# FRA Rail Grade Crossing iPhone and iPad App



## afigg (Jun 20, 2013)

The FRA has released an app called Rail Crossing Locator for iPhones and iPads. It provides information on 200,000 grade crossing in the US. Could be handy for basic info when an Amtrak grade crossing accident is in the news. Looked and it is available in the iTunes store. Free of course. Have not tried it out yet. Interesting and different app for the iPhone. Angry Birds will still have a lot more downloads.

The text of the FRA press release:



> *Federal Railroad Administration Launches New Smartphone App to Raise Awareness of Highway-Rail Grade Crossings*
> 
> WASHINGTON – The Federal Railroad Administration (FRA) today announced the launch of an iOS smartphone mobile application, the Rail Crossing Locator, which provides the public with easy access to safety information about the nation’s more than 200,000 highway-rail grade crossings.
> 
> ...


----------



## afigg (Jun 20, 2013)

Installed the Rail Crossing Locator on my iPhone and iPad. It is a dual iPhone and iPad app, BTW, so there is a full screen display on the iPad. The app shows all rail grade crossings in 3 colors, for at-grade and then seperated rail above or below crossing. Have not found a way to turn off the display of the seperated grade crossings so only at the at-grade crossings are shown because the map gets very cluttered showing every single crossing, public, private, seperated, at-grade, etc.

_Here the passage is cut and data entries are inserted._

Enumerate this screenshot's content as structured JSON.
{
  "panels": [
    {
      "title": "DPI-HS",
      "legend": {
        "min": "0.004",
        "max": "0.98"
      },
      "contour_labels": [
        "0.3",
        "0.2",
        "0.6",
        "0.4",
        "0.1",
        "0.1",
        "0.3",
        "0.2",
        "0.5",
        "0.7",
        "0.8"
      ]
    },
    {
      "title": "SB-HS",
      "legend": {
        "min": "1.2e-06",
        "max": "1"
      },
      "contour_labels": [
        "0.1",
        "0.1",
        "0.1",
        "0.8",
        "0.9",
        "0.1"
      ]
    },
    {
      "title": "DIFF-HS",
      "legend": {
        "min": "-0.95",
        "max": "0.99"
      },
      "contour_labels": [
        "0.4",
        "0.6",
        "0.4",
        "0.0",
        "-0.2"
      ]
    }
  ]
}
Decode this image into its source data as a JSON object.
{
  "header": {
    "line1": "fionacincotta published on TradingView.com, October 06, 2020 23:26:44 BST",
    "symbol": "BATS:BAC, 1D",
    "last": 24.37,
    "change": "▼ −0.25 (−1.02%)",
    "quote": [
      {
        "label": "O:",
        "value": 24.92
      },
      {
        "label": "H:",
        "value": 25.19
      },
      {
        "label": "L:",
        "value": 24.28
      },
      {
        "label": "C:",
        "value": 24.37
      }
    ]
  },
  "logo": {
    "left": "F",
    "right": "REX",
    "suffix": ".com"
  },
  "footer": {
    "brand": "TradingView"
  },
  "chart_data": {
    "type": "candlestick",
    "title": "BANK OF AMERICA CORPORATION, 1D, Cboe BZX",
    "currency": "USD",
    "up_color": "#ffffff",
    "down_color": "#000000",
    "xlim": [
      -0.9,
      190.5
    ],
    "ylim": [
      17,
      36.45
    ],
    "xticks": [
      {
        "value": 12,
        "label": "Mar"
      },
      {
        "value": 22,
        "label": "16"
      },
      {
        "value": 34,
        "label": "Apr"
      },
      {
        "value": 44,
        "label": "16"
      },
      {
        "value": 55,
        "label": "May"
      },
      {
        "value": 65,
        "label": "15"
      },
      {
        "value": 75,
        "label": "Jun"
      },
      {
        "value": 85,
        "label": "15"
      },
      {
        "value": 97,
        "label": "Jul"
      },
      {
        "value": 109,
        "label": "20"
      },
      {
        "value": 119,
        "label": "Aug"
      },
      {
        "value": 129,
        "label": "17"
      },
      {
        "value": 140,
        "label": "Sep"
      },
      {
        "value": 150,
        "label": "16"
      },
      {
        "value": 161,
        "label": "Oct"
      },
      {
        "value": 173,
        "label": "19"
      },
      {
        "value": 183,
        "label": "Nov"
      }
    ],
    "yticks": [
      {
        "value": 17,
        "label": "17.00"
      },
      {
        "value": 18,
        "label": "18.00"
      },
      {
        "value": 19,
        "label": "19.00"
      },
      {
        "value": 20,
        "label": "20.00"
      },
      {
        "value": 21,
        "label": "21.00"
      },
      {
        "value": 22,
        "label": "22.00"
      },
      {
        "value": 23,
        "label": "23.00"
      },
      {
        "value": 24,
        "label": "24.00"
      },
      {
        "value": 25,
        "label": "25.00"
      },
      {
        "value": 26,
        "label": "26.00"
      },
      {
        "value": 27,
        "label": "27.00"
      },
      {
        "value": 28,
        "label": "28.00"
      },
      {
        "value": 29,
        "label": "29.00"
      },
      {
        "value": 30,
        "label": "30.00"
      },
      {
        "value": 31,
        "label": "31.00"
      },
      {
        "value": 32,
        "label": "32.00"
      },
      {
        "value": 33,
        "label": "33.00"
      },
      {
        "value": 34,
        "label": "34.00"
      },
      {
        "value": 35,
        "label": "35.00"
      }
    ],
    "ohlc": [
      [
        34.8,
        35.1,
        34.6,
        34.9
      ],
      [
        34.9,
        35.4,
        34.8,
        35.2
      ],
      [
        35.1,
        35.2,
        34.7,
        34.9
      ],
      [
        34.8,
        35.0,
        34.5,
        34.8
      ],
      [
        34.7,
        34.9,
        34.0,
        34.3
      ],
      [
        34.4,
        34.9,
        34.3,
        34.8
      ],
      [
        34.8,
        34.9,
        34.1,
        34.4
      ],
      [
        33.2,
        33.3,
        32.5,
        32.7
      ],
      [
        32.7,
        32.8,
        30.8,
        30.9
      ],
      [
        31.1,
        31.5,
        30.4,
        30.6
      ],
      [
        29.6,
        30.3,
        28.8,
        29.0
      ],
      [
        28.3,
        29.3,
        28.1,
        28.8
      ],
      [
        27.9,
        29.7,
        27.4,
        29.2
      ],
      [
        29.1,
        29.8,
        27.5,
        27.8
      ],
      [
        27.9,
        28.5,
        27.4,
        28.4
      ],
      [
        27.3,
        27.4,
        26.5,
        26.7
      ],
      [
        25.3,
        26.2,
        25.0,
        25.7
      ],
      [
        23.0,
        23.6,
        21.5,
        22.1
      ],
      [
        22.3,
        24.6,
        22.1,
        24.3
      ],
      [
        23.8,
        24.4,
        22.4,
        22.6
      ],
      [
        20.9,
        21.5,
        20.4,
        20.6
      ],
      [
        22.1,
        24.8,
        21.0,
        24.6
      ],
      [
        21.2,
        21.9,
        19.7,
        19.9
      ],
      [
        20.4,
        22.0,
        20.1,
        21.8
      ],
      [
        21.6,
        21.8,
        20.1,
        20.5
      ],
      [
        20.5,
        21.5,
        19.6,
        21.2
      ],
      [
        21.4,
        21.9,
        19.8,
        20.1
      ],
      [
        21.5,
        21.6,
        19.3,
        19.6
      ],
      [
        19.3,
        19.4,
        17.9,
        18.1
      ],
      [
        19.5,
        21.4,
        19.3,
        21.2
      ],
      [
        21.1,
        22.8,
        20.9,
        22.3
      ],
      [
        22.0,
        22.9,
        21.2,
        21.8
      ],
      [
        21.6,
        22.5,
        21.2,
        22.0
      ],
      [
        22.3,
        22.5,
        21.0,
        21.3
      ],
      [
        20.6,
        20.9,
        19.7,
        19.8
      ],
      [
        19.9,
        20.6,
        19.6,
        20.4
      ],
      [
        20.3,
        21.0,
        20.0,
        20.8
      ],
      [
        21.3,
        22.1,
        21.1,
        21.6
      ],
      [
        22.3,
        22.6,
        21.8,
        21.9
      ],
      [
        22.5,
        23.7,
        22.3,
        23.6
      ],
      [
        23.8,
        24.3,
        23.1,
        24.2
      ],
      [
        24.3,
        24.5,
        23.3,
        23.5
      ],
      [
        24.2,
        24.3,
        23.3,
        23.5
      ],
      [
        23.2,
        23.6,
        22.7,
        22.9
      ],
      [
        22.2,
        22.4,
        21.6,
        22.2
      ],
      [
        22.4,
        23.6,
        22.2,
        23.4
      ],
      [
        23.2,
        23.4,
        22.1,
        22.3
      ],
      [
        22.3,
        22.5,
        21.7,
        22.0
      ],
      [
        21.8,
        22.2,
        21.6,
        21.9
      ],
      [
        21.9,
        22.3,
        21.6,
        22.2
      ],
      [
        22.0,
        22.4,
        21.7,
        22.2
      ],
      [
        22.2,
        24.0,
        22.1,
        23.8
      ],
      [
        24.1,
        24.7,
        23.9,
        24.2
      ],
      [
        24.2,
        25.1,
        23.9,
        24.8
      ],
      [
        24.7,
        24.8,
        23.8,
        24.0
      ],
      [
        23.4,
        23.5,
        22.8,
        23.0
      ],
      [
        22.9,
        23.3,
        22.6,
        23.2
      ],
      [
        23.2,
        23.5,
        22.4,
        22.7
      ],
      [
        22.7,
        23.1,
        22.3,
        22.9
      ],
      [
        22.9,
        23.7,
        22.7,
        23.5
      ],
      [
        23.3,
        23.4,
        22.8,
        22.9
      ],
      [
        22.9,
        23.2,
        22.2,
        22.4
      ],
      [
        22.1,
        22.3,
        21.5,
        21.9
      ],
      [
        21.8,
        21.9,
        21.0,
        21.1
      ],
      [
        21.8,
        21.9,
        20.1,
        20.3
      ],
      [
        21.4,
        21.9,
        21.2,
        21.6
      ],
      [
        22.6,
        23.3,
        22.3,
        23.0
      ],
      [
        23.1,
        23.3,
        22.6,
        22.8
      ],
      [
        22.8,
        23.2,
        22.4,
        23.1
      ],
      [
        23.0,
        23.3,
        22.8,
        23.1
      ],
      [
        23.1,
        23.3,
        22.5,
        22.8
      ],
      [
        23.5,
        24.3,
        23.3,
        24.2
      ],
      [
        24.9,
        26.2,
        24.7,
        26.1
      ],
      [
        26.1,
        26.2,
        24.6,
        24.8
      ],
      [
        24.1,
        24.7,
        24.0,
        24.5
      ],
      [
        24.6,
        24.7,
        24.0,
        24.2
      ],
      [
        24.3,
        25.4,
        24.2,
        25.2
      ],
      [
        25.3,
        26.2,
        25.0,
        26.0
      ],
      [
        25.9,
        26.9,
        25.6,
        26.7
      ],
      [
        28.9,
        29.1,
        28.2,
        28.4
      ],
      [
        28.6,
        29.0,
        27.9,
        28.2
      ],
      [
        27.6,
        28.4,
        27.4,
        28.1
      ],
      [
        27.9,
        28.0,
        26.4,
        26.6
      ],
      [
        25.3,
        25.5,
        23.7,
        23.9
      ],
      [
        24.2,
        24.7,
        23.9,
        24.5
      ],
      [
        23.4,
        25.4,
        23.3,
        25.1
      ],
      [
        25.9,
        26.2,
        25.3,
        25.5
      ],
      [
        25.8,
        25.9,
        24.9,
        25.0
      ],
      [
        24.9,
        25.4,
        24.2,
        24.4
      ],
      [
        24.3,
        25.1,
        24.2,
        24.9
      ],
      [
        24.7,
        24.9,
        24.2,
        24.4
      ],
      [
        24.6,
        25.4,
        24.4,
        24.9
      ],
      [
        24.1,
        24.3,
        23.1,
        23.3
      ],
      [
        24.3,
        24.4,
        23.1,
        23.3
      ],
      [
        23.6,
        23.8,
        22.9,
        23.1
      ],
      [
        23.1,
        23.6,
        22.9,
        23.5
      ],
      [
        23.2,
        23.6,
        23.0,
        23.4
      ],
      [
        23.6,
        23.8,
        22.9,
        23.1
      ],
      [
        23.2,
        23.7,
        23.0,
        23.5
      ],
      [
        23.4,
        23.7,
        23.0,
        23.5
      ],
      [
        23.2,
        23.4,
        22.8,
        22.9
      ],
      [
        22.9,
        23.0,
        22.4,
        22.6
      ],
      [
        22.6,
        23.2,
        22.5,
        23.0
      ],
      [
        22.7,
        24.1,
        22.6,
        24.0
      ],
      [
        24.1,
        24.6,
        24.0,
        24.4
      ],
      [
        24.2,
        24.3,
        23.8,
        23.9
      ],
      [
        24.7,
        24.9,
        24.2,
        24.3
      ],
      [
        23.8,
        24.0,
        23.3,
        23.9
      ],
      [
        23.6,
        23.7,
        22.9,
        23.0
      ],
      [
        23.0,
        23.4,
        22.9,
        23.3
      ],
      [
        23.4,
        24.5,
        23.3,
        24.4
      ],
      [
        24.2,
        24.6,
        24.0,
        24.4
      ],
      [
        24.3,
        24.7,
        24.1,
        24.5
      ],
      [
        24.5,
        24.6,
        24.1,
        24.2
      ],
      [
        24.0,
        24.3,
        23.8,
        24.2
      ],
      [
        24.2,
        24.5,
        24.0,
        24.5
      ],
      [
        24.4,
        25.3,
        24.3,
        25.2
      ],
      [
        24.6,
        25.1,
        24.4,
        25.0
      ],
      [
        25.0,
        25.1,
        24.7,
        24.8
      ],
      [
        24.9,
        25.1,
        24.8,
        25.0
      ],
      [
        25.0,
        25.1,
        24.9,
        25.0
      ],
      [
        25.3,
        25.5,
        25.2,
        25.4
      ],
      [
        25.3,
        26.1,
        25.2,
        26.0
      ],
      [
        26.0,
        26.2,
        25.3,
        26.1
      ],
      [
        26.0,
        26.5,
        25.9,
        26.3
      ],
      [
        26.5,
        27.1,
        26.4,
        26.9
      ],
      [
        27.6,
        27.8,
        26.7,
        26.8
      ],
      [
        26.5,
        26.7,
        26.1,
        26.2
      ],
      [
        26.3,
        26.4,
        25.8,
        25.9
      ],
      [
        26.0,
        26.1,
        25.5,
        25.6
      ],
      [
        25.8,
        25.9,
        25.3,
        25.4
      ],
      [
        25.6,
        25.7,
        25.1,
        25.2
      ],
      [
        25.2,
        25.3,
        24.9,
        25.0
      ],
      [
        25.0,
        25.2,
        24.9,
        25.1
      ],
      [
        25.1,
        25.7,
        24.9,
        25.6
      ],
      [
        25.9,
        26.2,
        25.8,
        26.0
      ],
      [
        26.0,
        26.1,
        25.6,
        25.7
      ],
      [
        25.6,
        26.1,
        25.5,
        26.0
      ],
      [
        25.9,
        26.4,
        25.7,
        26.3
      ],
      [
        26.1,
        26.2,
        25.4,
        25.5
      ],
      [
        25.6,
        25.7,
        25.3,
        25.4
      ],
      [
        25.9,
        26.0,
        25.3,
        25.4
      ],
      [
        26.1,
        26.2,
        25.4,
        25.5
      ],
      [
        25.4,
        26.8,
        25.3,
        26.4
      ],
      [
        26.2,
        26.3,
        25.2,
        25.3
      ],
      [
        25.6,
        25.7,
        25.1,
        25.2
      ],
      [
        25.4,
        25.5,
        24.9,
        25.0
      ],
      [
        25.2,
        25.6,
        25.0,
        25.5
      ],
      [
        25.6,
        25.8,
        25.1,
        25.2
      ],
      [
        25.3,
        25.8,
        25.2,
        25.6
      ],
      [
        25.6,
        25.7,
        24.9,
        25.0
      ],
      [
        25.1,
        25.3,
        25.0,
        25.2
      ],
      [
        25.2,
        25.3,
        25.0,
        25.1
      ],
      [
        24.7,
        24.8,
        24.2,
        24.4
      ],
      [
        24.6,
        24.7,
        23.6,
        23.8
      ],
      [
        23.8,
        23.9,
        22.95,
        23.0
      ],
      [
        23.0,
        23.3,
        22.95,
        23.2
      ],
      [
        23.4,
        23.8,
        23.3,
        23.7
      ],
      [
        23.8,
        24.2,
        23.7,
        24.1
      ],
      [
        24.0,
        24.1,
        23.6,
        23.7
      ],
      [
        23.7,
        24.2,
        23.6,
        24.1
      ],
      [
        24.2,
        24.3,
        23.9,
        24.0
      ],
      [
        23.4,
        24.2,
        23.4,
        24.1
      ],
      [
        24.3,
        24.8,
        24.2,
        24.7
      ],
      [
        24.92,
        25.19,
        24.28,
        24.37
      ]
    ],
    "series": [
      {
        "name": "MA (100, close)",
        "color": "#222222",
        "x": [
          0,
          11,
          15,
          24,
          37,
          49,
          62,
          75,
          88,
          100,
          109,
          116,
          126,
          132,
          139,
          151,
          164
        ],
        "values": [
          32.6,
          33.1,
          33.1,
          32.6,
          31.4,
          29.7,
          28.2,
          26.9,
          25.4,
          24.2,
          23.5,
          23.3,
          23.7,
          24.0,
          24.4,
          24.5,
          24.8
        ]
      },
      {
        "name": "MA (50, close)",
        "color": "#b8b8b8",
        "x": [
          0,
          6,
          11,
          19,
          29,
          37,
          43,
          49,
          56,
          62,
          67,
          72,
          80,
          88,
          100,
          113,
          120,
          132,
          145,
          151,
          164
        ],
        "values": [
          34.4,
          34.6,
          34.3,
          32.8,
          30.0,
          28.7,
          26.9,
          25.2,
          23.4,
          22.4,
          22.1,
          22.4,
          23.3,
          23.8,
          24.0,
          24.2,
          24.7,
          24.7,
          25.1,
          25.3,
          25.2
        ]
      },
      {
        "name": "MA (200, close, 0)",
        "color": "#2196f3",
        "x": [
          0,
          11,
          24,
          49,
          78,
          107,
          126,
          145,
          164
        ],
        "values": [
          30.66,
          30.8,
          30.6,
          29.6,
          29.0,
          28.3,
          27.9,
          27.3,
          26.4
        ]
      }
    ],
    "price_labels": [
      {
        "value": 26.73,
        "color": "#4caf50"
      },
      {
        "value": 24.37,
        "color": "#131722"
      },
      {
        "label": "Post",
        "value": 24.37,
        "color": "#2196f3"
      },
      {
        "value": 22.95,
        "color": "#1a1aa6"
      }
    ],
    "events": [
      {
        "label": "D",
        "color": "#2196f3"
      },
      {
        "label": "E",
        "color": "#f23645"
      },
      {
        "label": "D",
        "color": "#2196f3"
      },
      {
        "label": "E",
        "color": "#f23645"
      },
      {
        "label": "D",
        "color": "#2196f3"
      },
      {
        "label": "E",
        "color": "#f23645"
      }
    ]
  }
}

Still, this is an interesting way to see where the active tracks are and just how many grade crossings there are on a route.


----------



## the_traveler (Jun 20, 2013)

I just downloaded this app.

Without looking too far, I see a number of errors. Some include missing crossings - including one on Route 138 at the KIN station, which is above grade and has been in place for 70+ years! Other errors include at grade crossings on the NEC in RI. All at grade crossings in RI on the NEC have either been eliminated (the road severed into 2 dead end roads) or have been grade separated. This happened over 10 years ago.


----------